聖なる森に現れた二柱の神
「行って来るよ、僕一人で」
レオンは二人に向き直って、笑顔を浮かべる。
「邪王……」
魔王が心配そうにレオンを呼ぶ。
差出人もわからない手紙。
もしレオンに何かあったとき、力になれないのが悔しいのだろう。
傍で戦えないことが、心残りなのかもしれない。
「大丈夫。何かあっても返り討ちにするから」
にっとウインクして、レオンは魔王を安心させようとする。
「そうだな。
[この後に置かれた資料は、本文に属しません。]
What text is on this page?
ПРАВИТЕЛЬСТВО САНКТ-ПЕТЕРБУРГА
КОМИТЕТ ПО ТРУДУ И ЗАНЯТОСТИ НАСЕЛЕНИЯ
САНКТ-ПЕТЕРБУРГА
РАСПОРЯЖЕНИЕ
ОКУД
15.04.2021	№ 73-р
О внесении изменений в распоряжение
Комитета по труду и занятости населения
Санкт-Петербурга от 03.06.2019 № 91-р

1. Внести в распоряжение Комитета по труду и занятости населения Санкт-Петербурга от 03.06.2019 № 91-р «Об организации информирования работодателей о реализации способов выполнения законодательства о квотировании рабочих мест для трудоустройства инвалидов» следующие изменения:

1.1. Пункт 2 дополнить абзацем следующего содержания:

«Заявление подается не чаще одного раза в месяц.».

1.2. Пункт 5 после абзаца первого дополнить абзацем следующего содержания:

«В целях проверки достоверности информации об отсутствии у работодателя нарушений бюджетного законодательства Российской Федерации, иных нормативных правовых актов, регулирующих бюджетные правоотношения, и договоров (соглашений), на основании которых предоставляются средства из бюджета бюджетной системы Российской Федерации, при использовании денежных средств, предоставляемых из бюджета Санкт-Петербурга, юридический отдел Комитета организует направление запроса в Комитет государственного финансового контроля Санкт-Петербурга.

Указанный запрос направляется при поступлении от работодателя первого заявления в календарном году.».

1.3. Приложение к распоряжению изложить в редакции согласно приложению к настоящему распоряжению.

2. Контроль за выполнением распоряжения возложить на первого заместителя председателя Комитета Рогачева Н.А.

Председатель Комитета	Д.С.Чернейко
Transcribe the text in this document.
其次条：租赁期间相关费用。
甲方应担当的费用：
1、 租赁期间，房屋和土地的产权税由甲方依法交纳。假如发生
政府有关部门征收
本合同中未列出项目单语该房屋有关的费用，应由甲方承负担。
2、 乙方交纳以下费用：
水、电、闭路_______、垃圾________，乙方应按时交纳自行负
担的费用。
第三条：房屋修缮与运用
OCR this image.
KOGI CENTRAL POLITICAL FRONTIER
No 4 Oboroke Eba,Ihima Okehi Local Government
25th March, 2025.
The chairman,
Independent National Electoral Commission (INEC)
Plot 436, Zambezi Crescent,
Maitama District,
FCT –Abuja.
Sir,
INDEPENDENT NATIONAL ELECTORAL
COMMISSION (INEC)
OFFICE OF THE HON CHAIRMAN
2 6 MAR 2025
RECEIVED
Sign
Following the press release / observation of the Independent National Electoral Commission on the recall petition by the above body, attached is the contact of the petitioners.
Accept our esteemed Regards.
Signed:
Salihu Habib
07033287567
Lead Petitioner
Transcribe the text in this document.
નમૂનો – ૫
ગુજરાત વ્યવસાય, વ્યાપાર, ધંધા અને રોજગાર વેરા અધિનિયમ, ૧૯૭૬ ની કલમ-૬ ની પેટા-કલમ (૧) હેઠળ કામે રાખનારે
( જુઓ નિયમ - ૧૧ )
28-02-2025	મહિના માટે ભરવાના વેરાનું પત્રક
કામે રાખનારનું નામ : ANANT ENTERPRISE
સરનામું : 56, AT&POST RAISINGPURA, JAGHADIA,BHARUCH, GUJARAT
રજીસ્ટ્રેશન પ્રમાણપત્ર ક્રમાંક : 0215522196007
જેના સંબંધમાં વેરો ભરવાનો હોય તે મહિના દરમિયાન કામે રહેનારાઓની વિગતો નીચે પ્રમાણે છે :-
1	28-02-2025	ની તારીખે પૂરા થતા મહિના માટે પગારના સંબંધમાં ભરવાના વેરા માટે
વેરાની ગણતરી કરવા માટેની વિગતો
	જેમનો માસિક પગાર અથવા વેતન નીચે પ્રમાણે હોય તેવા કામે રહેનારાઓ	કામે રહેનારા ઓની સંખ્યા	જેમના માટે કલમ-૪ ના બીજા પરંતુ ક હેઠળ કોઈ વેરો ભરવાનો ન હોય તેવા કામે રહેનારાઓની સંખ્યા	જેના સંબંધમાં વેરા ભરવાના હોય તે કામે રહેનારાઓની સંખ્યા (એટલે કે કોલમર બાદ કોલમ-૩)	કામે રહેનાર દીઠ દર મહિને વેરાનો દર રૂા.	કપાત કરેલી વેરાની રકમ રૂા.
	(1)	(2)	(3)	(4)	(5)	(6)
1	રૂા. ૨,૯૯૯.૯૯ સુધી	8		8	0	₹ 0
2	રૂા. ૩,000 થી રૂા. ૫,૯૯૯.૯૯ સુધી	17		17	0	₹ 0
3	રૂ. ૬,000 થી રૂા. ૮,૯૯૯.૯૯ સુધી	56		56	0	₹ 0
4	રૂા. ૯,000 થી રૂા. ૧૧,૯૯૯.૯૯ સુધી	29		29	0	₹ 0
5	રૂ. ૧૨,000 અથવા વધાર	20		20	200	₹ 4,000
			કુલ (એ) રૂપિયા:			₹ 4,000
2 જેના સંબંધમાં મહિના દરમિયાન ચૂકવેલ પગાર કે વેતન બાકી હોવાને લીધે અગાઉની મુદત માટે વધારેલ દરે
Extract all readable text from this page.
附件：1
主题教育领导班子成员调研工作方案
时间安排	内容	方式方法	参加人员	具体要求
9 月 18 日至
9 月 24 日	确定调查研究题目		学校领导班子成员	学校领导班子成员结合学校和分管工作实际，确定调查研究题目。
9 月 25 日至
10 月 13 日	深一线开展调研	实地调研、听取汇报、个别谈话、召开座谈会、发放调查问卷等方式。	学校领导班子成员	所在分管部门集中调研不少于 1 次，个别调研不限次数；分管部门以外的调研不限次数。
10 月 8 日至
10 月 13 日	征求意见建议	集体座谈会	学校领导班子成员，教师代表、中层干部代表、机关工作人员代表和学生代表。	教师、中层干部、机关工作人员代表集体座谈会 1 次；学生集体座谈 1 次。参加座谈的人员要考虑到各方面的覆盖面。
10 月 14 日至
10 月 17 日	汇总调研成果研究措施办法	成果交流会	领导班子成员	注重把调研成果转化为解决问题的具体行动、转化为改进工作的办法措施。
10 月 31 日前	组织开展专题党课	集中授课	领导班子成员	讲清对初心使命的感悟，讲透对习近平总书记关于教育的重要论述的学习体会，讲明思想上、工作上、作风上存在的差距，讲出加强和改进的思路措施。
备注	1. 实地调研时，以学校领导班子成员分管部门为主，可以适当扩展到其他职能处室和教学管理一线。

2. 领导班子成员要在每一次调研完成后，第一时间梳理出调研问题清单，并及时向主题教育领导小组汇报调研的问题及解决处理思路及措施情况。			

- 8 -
お前は最強だからな」
魔王はフッと笑うと、拳を突き出した。
レオンはそれに応える。
コツンと拳を合わせて、レオンは手を振った。
「僕がいない間、アメリアを頼んだよ、魔王」
「承知した」
レオンは指笛を吹いて、邪竜イコロスを召喚した。
何もないときは、イコロスは地獄界に移動している。
イコロス曰く、火を噴くのにちょうど良い場所らしい。
背中にまたがって、神聖アルカディア帝国の聖なる森に向かえとレオンは命令した。
イコロスがその場で羽をバサバサと上下させるので、突風が起きた。
血族達が驚愕している。
「ああ、みんなビックリしてる」
「申し訳ございません。主様」
イコロスはレオンの【操法】で上空に上昇していく。
重力を操ってイコロスと自分の体重をゼロkgにしたのだ。
みんなが豆粒サイズになるまで空に昇っていき、元の重力に戻す。
レオンの【操法】を使えば、空中散歩もできるのだが、人がたくさんいるところでは使わないのがレオンだ。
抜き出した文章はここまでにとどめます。